Lecturas: "MW"

Como cada fin de año, servidor se plantea volver de una vez al gimnasio, a intentar quitar estas acumulaciones de grasa tan poco estéticas que redondean mi figura a media altura. Gana la pereza, cómo no, pero estos días he podido leer un voluminoso tomo que, al menos, me ha servido también para hacer un poco de pesas. MW de Osamu Tezuka no sólo es una herramienta gimnástica, sino que es una de las mejores lecturas de este año que ya va acabando.


MW
Osamu Tezuka
Planeta DeAgostini


Cada vez que leo algo de Osamu Tezuka siento como si descubriera un diamante en una mina de circonio. Gracias al maestro del manga y a Jirô Taniguchi me he acercado al manga, que lo tenía denostado por la pobre y aburrida selección de material que llegaba a este país. Cómo iba a imaginar que tenía por descubrir a un autor como la copa de un pino que además era el artífice de series de animación que pude ver de pequeño como Simba, el lleó blanc y La princessa (pongo los títulos en catalán porque así conocí estas series). Por fin, he podido disfrutar de Adolf, Buda, Fénix, Astro Boy, Metrópolis, La princesa caballero, etc., y, ahora, de MW.
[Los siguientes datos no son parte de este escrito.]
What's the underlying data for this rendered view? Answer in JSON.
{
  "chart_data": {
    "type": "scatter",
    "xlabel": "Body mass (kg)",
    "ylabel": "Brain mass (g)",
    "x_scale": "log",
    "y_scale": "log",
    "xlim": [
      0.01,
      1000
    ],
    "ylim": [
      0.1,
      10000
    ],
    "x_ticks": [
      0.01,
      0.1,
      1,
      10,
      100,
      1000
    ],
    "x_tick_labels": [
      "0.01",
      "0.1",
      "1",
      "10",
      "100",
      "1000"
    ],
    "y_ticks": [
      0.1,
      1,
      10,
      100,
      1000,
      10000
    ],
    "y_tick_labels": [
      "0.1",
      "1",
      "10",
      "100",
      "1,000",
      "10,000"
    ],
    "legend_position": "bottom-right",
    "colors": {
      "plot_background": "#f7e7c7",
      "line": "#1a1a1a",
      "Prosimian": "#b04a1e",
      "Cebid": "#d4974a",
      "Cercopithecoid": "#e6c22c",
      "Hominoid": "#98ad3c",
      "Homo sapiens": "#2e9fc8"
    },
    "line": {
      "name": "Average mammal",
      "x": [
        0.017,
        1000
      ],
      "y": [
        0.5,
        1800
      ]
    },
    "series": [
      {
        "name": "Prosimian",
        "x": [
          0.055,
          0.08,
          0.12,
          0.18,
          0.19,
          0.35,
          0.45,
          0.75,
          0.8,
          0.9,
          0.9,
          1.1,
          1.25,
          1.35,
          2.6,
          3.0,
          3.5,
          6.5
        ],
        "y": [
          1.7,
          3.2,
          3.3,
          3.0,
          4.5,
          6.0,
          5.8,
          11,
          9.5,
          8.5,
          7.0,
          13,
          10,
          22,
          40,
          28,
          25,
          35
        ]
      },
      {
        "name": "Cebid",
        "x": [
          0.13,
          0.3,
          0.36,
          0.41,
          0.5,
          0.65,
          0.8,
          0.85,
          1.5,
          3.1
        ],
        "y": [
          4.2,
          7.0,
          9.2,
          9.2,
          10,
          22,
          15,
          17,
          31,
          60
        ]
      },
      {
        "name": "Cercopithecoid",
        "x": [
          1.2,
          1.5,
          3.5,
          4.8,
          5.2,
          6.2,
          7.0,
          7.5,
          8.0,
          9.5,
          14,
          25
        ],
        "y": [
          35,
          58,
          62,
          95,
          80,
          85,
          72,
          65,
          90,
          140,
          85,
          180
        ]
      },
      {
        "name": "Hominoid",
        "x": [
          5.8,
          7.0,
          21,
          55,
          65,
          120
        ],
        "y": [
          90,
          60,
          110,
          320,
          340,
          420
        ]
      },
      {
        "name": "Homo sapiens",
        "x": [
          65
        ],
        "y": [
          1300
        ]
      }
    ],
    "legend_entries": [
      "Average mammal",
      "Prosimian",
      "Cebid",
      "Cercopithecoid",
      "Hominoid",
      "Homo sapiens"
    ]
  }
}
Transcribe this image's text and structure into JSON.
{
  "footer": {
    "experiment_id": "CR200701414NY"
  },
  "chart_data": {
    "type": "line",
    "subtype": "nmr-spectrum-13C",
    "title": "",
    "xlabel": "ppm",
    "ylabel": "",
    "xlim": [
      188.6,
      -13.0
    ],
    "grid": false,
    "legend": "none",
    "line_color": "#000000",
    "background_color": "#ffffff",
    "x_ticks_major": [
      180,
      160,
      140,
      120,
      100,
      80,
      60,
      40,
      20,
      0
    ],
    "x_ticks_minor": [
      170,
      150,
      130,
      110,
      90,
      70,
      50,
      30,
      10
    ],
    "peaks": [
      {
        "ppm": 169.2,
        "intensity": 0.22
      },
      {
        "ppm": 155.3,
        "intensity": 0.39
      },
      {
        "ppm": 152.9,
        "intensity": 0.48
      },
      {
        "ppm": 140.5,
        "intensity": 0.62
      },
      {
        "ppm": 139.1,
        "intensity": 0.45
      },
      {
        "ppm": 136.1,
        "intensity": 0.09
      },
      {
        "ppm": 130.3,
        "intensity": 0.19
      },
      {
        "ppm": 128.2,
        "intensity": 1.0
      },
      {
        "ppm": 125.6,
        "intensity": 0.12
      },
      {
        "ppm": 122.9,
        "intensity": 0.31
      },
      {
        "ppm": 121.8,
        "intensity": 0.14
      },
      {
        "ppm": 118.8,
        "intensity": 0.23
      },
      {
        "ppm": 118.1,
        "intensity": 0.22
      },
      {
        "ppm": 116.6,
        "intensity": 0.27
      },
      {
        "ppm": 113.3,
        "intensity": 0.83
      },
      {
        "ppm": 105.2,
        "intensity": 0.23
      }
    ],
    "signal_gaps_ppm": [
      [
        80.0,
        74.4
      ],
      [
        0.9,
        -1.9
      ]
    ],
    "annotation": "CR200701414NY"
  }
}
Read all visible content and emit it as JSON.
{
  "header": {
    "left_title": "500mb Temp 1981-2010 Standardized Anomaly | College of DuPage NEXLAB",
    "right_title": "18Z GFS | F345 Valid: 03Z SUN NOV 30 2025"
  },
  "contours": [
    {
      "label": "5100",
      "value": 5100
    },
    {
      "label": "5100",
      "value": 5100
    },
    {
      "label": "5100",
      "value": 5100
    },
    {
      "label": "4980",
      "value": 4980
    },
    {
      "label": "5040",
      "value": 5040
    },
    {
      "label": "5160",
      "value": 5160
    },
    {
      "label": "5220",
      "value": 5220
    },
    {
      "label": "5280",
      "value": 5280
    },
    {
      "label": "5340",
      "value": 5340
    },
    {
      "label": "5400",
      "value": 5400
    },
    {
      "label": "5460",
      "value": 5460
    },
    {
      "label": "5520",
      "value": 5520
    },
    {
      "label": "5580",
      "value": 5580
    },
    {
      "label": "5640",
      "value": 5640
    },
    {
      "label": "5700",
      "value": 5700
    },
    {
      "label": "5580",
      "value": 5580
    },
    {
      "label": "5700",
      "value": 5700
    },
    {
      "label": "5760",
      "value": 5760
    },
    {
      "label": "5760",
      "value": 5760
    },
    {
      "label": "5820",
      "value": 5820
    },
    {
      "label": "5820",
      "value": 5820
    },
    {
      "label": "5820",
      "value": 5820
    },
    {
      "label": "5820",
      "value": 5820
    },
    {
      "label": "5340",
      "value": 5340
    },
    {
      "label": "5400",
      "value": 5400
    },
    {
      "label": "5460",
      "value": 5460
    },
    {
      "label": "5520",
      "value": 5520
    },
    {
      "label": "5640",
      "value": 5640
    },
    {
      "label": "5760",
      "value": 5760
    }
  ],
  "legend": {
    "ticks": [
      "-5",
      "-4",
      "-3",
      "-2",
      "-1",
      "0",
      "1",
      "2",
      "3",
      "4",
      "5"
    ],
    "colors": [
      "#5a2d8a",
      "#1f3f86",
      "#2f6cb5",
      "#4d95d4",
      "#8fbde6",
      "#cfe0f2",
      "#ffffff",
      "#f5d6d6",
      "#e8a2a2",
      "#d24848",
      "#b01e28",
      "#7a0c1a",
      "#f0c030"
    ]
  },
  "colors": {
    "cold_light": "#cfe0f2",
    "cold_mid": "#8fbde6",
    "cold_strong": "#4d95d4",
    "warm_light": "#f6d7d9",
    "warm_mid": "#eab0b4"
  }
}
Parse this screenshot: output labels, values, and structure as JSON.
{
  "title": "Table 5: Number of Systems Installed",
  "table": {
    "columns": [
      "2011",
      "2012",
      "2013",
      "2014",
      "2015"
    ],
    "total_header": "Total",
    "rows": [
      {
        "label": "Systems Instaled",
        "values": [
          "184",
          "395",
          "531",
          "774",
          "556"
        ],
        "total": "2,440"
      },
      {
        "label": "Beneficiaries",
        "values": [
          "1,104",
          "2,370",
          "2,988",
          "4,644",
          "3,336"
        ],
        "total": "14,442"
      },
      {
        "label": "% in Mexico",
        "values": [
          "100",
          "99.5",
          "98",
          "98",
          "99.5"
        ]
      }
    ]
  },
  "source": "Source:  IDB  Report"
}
Tezuka tiene dos caras, ambas igualmente geniales. Era capaz de encandilar al más pequeño de la casa y, en un alarde incomparable de dominio de registros, cautivar al lector más maduro con obras de profundo calado psicológico y social. Adolf supuso mi toma de contacto con el Tezuka orientado al público adulto y MW es la constatación de que todo lo que se podía hacer en el campo del manga seguramente ya lo consiguió el maestro.



En MW somos testigos de un recital de maldades provocadas por un oscuro y ambiguo protagonista. Más malo que la tiña, se podría decir en tono jocoso, Michio Yûki es capaz de todo para conseguir sus objetivos: el homicidio a sangre fría, maquiavélicas y retorcidas maquinaciones, mantener relaciones con personas de todas las edades y de cualquier sexo... Yûki es un maestro de la manipulación y el asesinato, todo provocado por la exposición accidental a un gas venenoso, a un arma química elaborada por un gobierno extranjero y probada en una pequeña isla de Japón. Yûki y el padre Garai, quince años atrás, se encontraban en la isla de Okinomafune y, por caprichos del destino, resultaron ser los únicos supervivientes tras la liberación del gas MW. El padre Garai salió ileso, pero no Yûki, quien sufrió un terrible dolor de cabeza. De ahí pasamos al presente, con Yûki perpetrando toda clase de vilezas y el padre Garai, con un gran sentimiento de culpabilidad, tratando de oponérsele.

La historia de MW sirve como excusa a Tezuka para sacar a relucir todas las miserias imaginables del ser humano, aunque no sólo de las que hace gala Michio Yûki. Por sus páginas desfilan toda clase de políticos, empresarios y banqueros ávidos de poder, corruptos, carentes de cualquier escrúpulo. Si en Yûki el gas MW parece ser el agente causante del despertar de una reprobable ética latente en su interior, se desvela que la cúpula de la sociedad tiene una moral tanto o más decadente que la del propio Yûki. La atrocidad y la virulencia de los actos de Yûki contrastan con la velada participación en el pasado de los objetivos de su venganza. Tezuka desgarra la hipocresía de una sociedad enferma que señala las fechorías en primer plano de una víctima del hambre de poder de los gobernantes que deviene en verdugo cuyos intereses van más allá de la mera ejecución y que, al fin y al cabo, está perfectamente integrado como uno de los elementos más destacados de dicha sociedad.